Perón era perfectamente consciente de estas aporías cuando presentó en el Congreso de Filosofía de Mendoza su texto “La Comunidad Organizada”. Su intención fue ciertamente pretensiosa, pues lo que allí se esgrimía no era apenas un proyecto político ni un programa de gobierno, sino una filosofía fundacional en el contexto de una radical crisis axiológica. Perón equipara la época que el procura encabezar con un nuevo Renacimiento, igualando las oscuridades de la Edad Media con el tenebroso escenario del mundo bipolar heredado de la segunda posguerra.
A esa decadencia moral que exige drásticas reparaciones la sintetiza en dos disvalores; el egoísmo (“la sobrestimación del interés propio”) y el materialismo práctico (lo que equivale tanto a desarrollo científico sin humanismo como a crecimiento económico sin democracia de bienes). Permeando por igual al capitalismo liberal y al comunismo soviético, ese extravío civilizatorio vendría a ser enderezado por un comunitarismo de inspiración americana, ni premoderno ni organicista, admitiendo la idea de individuo como un ingrediente que debe ser atendido en su dignidad plena. Un comunitarismo tendencial, regulativo, una armonía en permanente estado de construcción. Un plegamiento continuo entre el yo y el nosotros tomando a la justicia social como ordenador supremo en la filosofía política del peronismo.
En estos primeros meses de gobierno, el Frente de Todos ha jerarquizado un énfasis ético interesante, el de la solidaridad. Imperativo categórico que consiste en darle al que le falta lo que al otro no le sobra. Veamos la riqueza de esa categoría. La solidaridad es un principio moral operativo (y no regulativo) pues trabaja al interior de las desigualdades realmente existentes. Supone por tanto disparidad de ingresos y desprendimiento. Implica simultáneamente una sociedad fracturada y fraterna, pues el que más tiene resigna lo que considera propio en beneficio de quien lo necesita con más urgencia. Sólo que si la fraternidad se desplaza en el plano de lo simbólico (pues lo que se aúna son identidades) la solidaridad opera en el plano de lo material (reorientando recursos presupuestarios y cargas impositivas). Teléfono para Jueces y Grandes señores de la Soja.

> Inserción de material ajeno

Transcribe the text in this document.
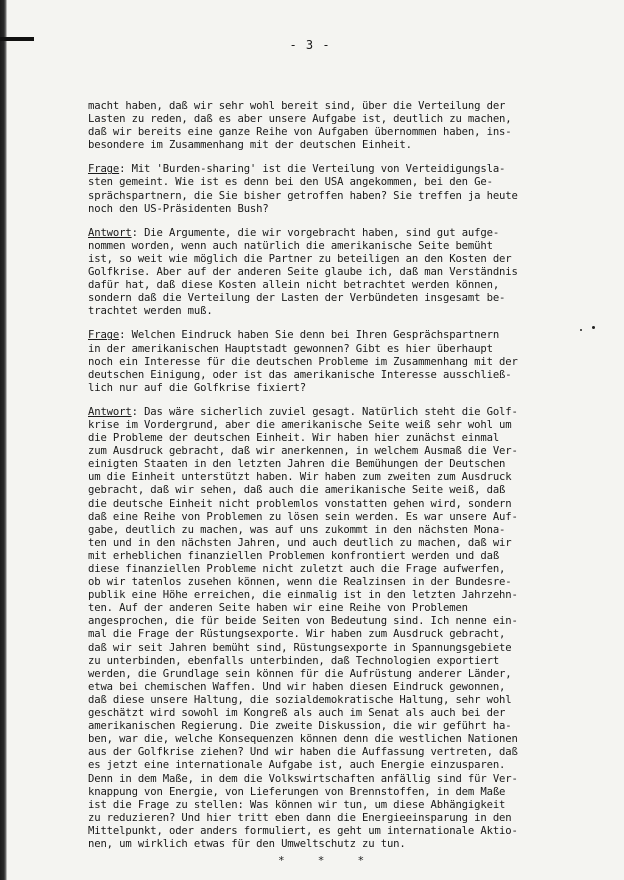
- 3 -
macht haben, daß wir sehr wohl bereit sind, über die Verteilung der
Lasten zu reden, daß es aber unsere Aufgabe ist, deutlich zu machen,
daß wir bereits eine ganze Reihe von Aufgaben übernommen haben, ins-
besondere im Zusammenhang mit der deutschen Einheit.
Frage: Mit 'Burden-sharing' ist die Verteilung von Verteidigungsla-
sten gemeint. Wie ist es denn bei den USA angekommen, bei den Ge-
sprächspartnern, die Sie bisher getroffen haben? Sie treffen ja heute
noch den US-Präsidenten Bush?
Antwort: Die Argumente, die wir vorgebracht haben, sind gut aufge-
nommen worden, wenn auch natürlich die amerikanische Seite bemüht
ist, so weit wie möglich die Partner zu beteiligen an den Kosten der
Golfkrise. Aber auf der anderen Seite glaube ich, daß man Verständnis
dafür hat, daß diese Kosten allein nicht betrachtet werden können,
sondern daß die Verteilung der Lasten der Verbündeten insgesamt be-
trachtet werden muß.
Frage: Welchen Eindruck haben Sie denn bei Ihren Gesprächspartnern
in der amerikanischen Hauptstadt gewonnen? Gibt es hier überhaupt
noch ein Interesse für die deutschen Probleme im Zusammenhang mit der
deutschen Einigung, oder ist das amerikanische Interesse ausschließ-
lich nur auf die Golfkrise fixiert?
Antwort: Das wäre sicherlich zuviel gesagt. Natürlich steht die Golf-
krise im Vordergrund, aber die amerikanische Seite weiß sehr wohl um
die Probleme der deutschen Einheit. Wir haben hier zunächst einmal
zum Ausdruck gebracht, daß wir anerkennen, in welchem Ausmaß die Ver-
einigten Staaten in den letzten Jahren die Bemühungen der Deutschen
um die Einheit unterstützt haben. Wir haben zum zweiten zum Ausdruck
gebracht, daß wir sehen, daß auch die amerikanische Seite weiß, daß
die deutsche Einheit nicht problemlos vonstatten gehen wird, sondern
daß eine Reihe von Problemen zu lösen sein werden. Es war unsere Auf-
gabe, deutlich zu machen, was auf uns zukommt in den nächsten Mona-
ten und in den nächsten Jahren, und auch deutlich zu machen, daß wir
mit erheblichen finanziellen Problemen konfrontiert werden und daß
diese finanziellen Probleme nicht zuletzt auch die Frage aufwerfen,
ob wir tatenlos zusehen können, wenn die Realzinsen in der Bundesre-
publik eine Höhe erreichen, die einmalig ist in den letzten Jahrzehn-
ten. Auf der anderen Seite haben wir eine Reihe von Problemen
angesprochen, die für beide Seiten von Bedeutung sind. Ich nenne ein-
mal die Frage der Rüstungsexporte. Wir haben zum Ausdruck gebracht,
daß wir seit Jahren bemüht sind, Rüstungsexporte in Spannungsgebiete
zu unterbinden, ebenfalls unterbinden, daß Technologien exportiert
werden, die Grundlage sein können für die Aufrüstung anderer Länder,
etwa bei chemischen Waffen. Und wir haben diesen Eindruck gewonnen,
daß diese unsere Haltung, die sozialdemokratische Haltung, sehr wohl
geschätzt wird sowohl im Kongreß als auch im Senat als auch bei der
amerikanischen Regierung. Die zweite Diskussion, die wir geführt ha-
ben, war die, welche Konsequenzen können denn die westlichen Nationen
aus der Golfkrise ziehen? Und wir haben die Auffassung vertreten, daß
es jetzt eine internationale Aufgabe ist, auch Energie einzusparen.
Denn in dem Maße, in dem die Volkswirtschaften anfällig sind für Ver-
knappung von Energie, von Lieferungen von Brennstoffen, in dem Maße
ist die Frage zu stellen: Was können wir tun, um diese Abhängigkeit
zu reduzieren? Und hier tritt eben dann die Energieeinsparung in den
Mittelpunkt, oder anders formuliert, es geht um internationale Aktio-
nen, um wirklich etwas für den Umweltschutz zu tun.
*     *     *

La cruzada solidaria tiene, y allí se juegan los talentos del estadista, una dimensión pedagógica (como prédica que busca torcer conductas refractarias) y una dimensión ejecutiva (como conjunto de iniciativas que pone en funcionamiento aquello que se predica) Todo proyecto transformador, todo despliegue estatal reclama un regulador ético, un valor fundante. Puede serlo la solidaridad, combinación atractiva entre una utopía sin ingenuidad, justicia social en los rigores del capitalismo neoliberal y comunitarismo en un mundo inundado de inequidades.
Atractivo punto medio entre la idílica visión de una nación desprovista de fisuras sociales y un ficticio igualitarismo de base en donde la mera acumulación del bienestar individual desemboca en la satisfacción colectiva.